Yates believed the “banking resources of the [territorial] period were founded upon a basis which still supplies ample capital for the enterprising adventurer–the gullibility of the public. The Territory came into existence at the height of the ‘wild cat and bob-tailed currency’ times and the Nebraska settler who could raise sufficient money to obtain a charter and pay for the printing of his bank notes, had what would be termed in these times a ‘bonanza.’ . . .
“The financial panic of 1857 put an end to this business and the only record I have ever seen referring to the banking of this period is in the comptroller of currency’s last report to Congress. Under the statistics of state banks prior to 1863 I find the following: ‘Nebraska, 1857, four banks, capital, $205,000; circulation, $353,796; deposits, $125,291. Nebraska, 1858, six banks, capital, $15,000; circulation, $41,641; deposits, $3,673.’

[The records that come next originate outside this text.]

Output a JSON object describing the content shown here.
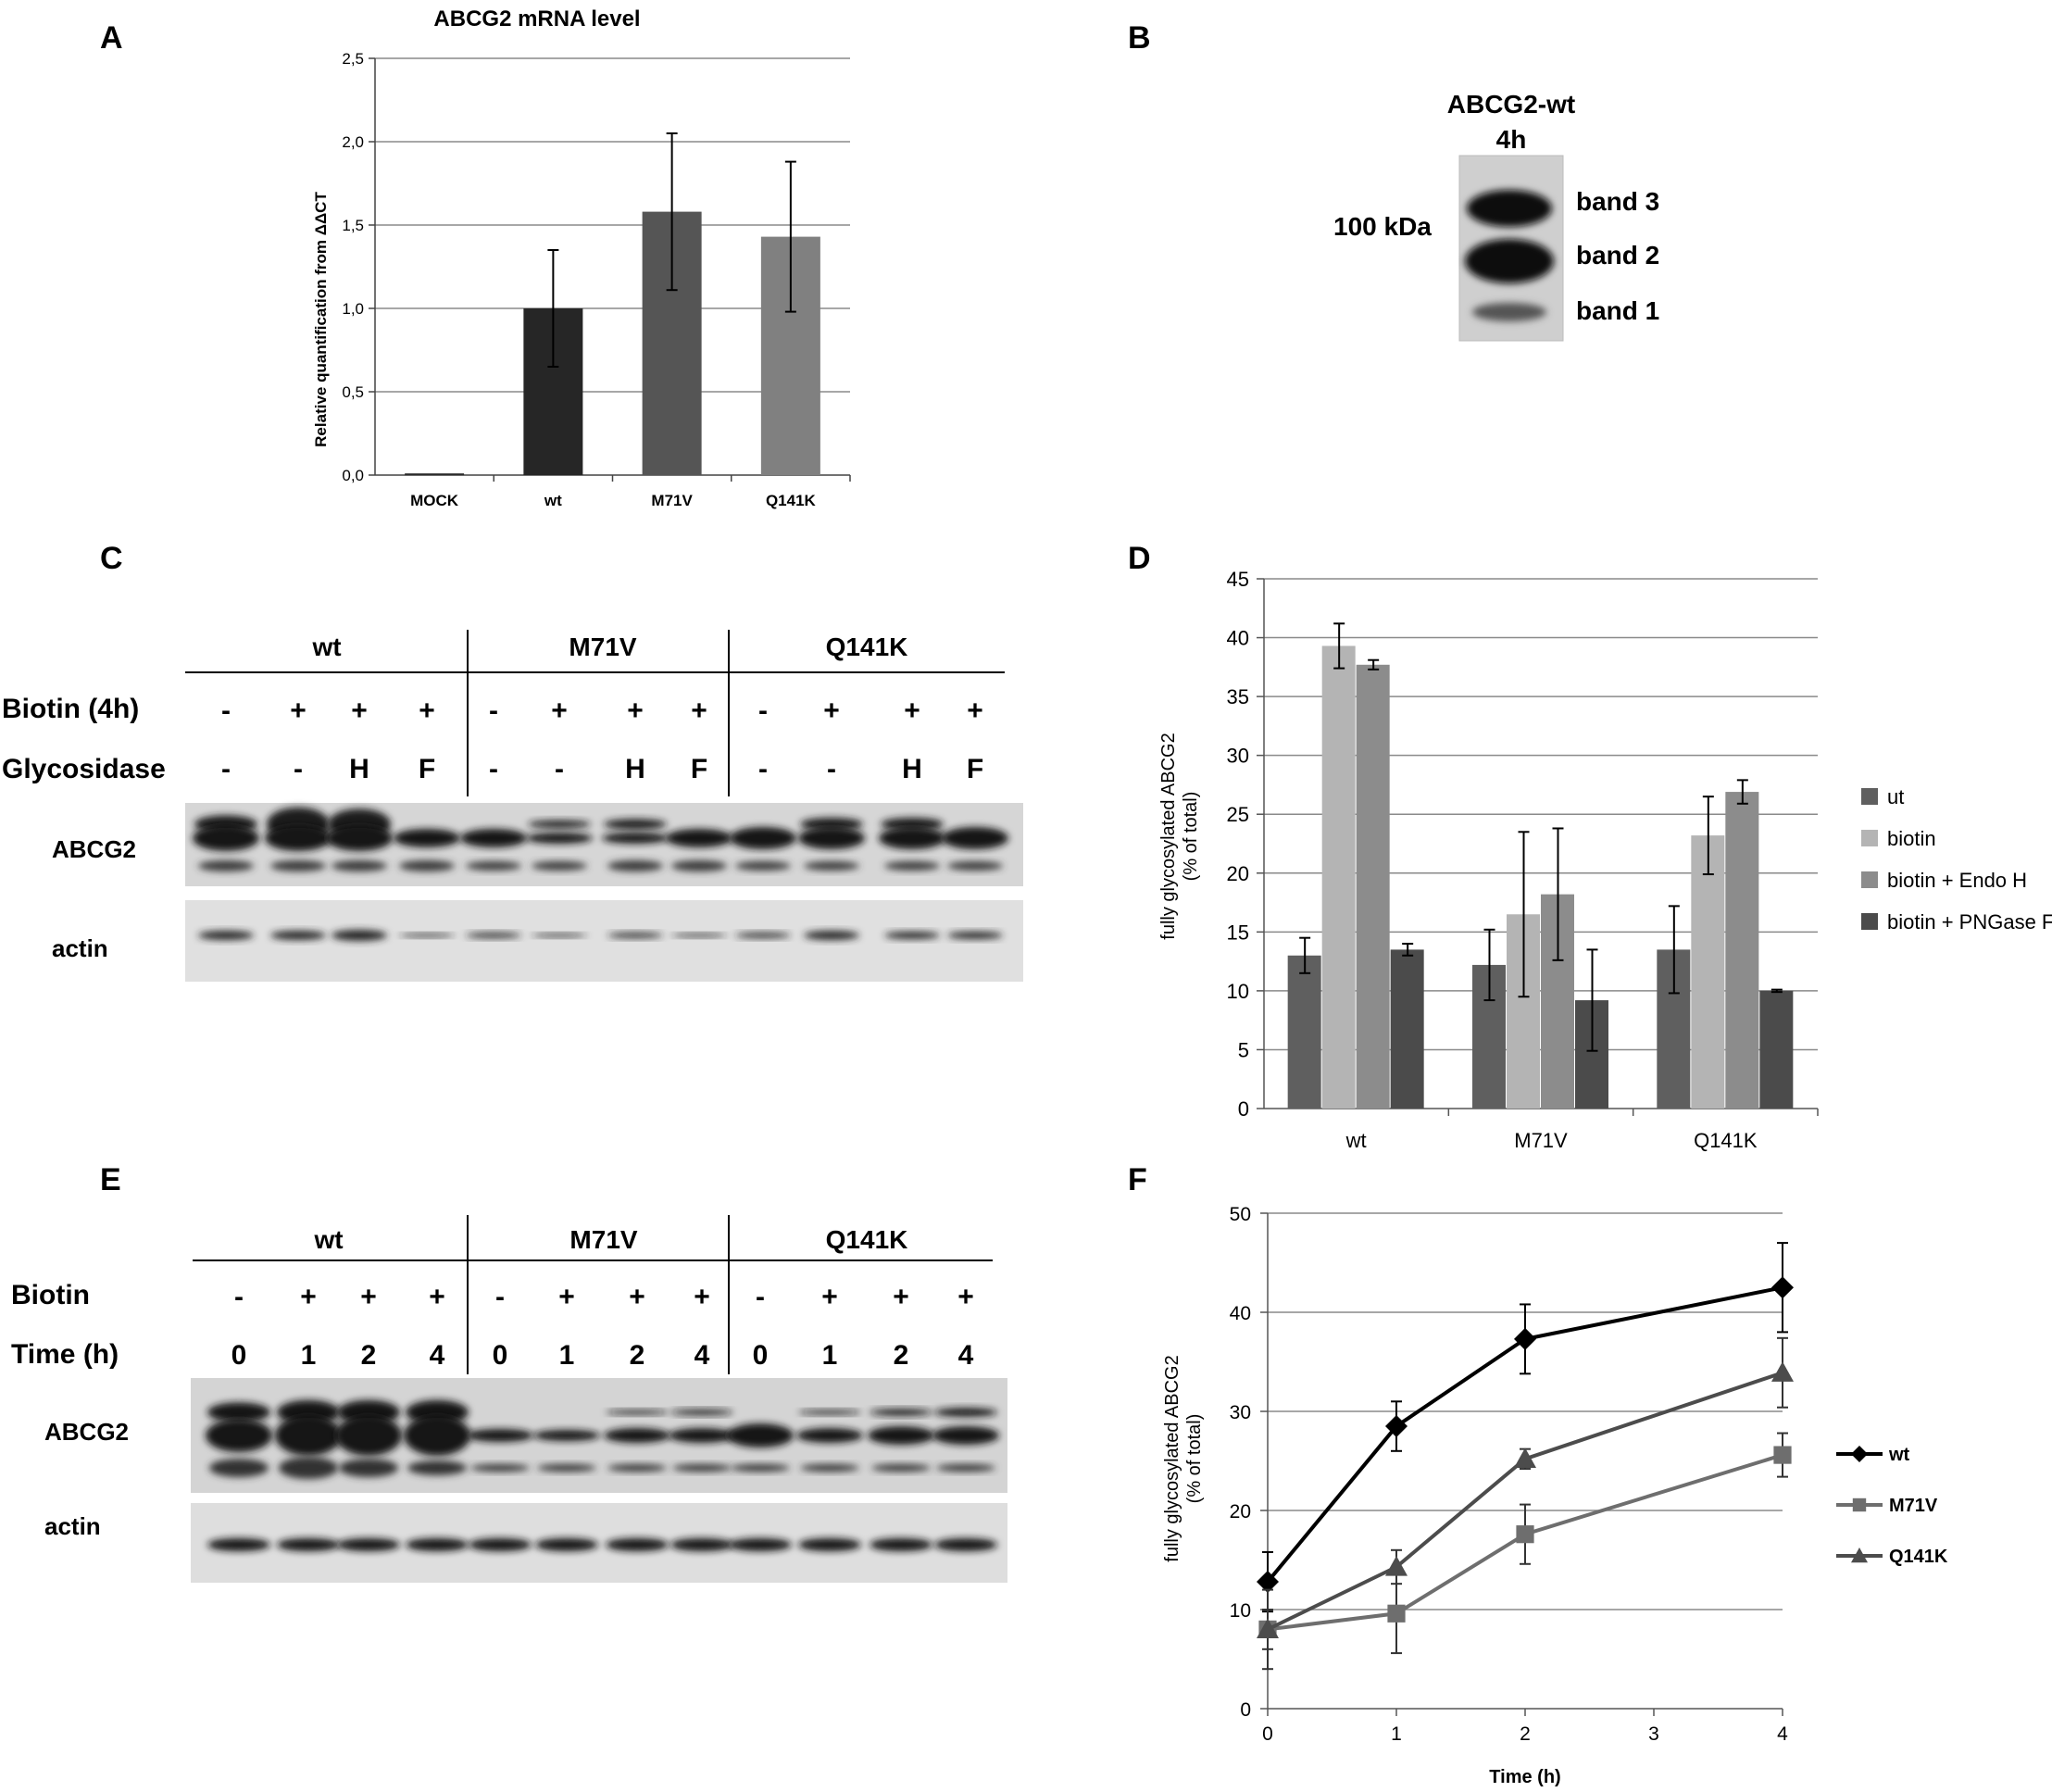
{
  "panels": {
    "A": {
      "letter": "A",
      "chart_data": {
        "type": "bar",
        "title": "ABCG2 mRNA level",
        "ylabel": "Relative quantification from ΔΔCT",
        "xlabel": "",
        "ylim": [
          0,
          2.5
        ],
        "yticks": [
          "0,0",
          "0,5",
          "1,0",
          "1,5",
          "2,0",
          "2,5"
        ],
        "ytick_values": [
          0,
          0.5,
          1.0,
          1.5,
          2.0,
          2.5
        ],
        "categories": [
          "MOCK",
          "wt",
          "M71V",
          "Q141K"
        ],
        "values": [
          0.01,
          1.0,
          1.58,
          1.43
        ],
        "errors": [
          0.0,
          0.35,
          0.47,
          0.45
        ],
        "bar_colors": [
          "#2a2a2a",
          "#262626",
          "#555555",
          "#808080"
        ],
        "grid": true
      }
    },
    "B": {
      "letter": "B",
      "title_line1": "ABCG2-wt",
      "title_line2": "4h",
      "marker": "100 kDa",
      "bands": [
        "band 3",
        "band 2",
        "band 1"
      ]
    },
    "C": {
      "letter": "C",
      "groups": [
        "wt",
        "M71V",
        "Q141K"
      ],
      "row1_label": "Biotin (4h)",
      "row1_values": [
        "-",
        "+",
        "+",
        "+",
        "-",
        "+",
        "+",
        "+",
        "-",
        "+",
        "+",
        "+"
      ],
      "row2_label": "Glycosidase",
      "row2_values": [
        "-",
        "-",
        "H",
        "F",
        "-",
        "-",
        "H",
        "F",
        "-",
        "-",
        "H",
        "F"
      ],
      "blot1_label": "ABCG2",
      "blot2_label": "actin"
    },
    "D": {
      "letter": "D",
      "chart_data": {
        "type": "bar",
        "title": "",
        "ylabel": "fully glycosylated ABCG2\n(% of total)",
        "xlabel": "",
        "ylim": [
          0,
          45
        ],
        "yticks": [
          "0",
          "5",
          "10",
          "15",
          "20",
          "25",
          "30",
          "35",
          "40",
          "45"
        ],
        "ytick_values": [
          0,
          5,
          10,
          15,
          20,
          25,
          30,
          35,
          40,
          45
        ],
        "categories": [
          "wt",
          "M71V",
          "Q141K"
        ],
        "series": [
          {
            "name": "ut",
            "values": [
              13.0,
              12.2,
              13.5
            ],
            "errors": [
              1.5,
              3.0,
              3.7
            ],
            "color": "#5f5f5f"
          },
          {
            "name": "biotin",
            "values": [
              39.3,
              16.5,
              23.2
            ],
            "errors": [
              1.9,
              7.0,
              3.3
            ],
            "color": "#b4b4b4"
          },
          {
            "name": "biotin + Endo H",
            "values": [
              37.7,
              18.2,
              26.9
            ],
            "errors": [
              0.4,
              5.6,
              1.0
            ],
            "color": "#8c8c8c"
          },
          {
            "name": "biotin + PNGase F",
            "values": [
              13.5,
              9.2,
              10.0
            ],
            "errors": [
              0.5,
              4.3,
              0.1
            ],
            "color": "#4b4b4b"
          }
        ],
        "legend": "right",
        "grid": true
      }
    },
    "E": {
      "letter": "E",
      "groups": [
        "wt",
        "M71V",
        "Q141K"
      ],
      "row1_label": "Biotin",
      "row1_values": [
        "-",
        "+",
        "+",
        "+",
        "-",
        "+",
        "+",
        "+",
        "-",
        "+",
        "+",
        "+"
      ],
      "row2_label": "Time (h)",
      "row2_values": [
        "0",
        "1",
        "2",
        "4",
        "0",
        "1",
        "2",
        "4",
        "0",
        "1",
        "2",
        "4"
      ],
      "blot1_label": "ABCG2",
      "blot2_label": "actin"
    },
    "F": {
      "letter": "F",
      "chart_data": {
        "type": "line",
        "title": "",
        "ylabel": "fully glycosylated ABCG2\n(% of total)",
        "xlabel": "Time (h)",
        "xlim": [
          0,
          4
        ],
        "ylim": [
          0,
          50
        ],
        "xticks": [
          "0",
          "1",
          "2",
          "3",
          "4"
        ],
        "xtick_values": [
          0,
          1,
          2,
          3,
          4
        ],
        "yticks": [
          "0",
          "10",
          "20",
          "30",
          "40",
          "50"
        ],
        "ytick_values": [
          0,
          10,
          20,
          30,
          40,
          50
        ],
        "x": [
          0,
          1,
          2,
          4
        ],
        "series": [
          {
            "name": "wt",
            "values": [
              12.8,
              28.5,
              37.3,
              42.5
            ],
            "errors": [
              3.0,
              2.5,
              3.5,
              4.5
            ],
            "color": "#000000",
            "marker": "diamond"
          },
          {
            "name": "M71V",
            "values": [
              8.0,
              9.6,
              17.6,
              25.6
            ],
            "errors": [
              2.0,
              4.0,
              3.0,
              2.2
            ],
            "color": "#6e6e6e",
            "marker": "square"
          },
          {
            "name": "Q141K",
            "values": [
              8.0,
              14.3,
              25.2,
              33.9
            ],
            "errors": [
              4.0,
              1.7,
              1.0,
              3.5
            ],
            "color": "#4c4c4c",
            "marker": "triangle"
          }
        ],
        "legend": "right",
        "grid": true
      }
    }
  }
}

“The archives of your society may contain some relics of these early banks, and I presume the official records of the Territorial legislatures will show the houses and numbers of those authorized to do business, as special charters were required in all cases. No banking board was provided or any public official to whom reports were required to be made, and if any reports of the condition were published it was done voluntarily by the bank, and they were doubtless ‘doctored’ for the occasion. I do not know upon what authority the figures were given which appear in the comptroller’s report to which I referred, but no reason exists for doubting their accuracy so far as they go, and they were doubtless taken from some of these published reports.”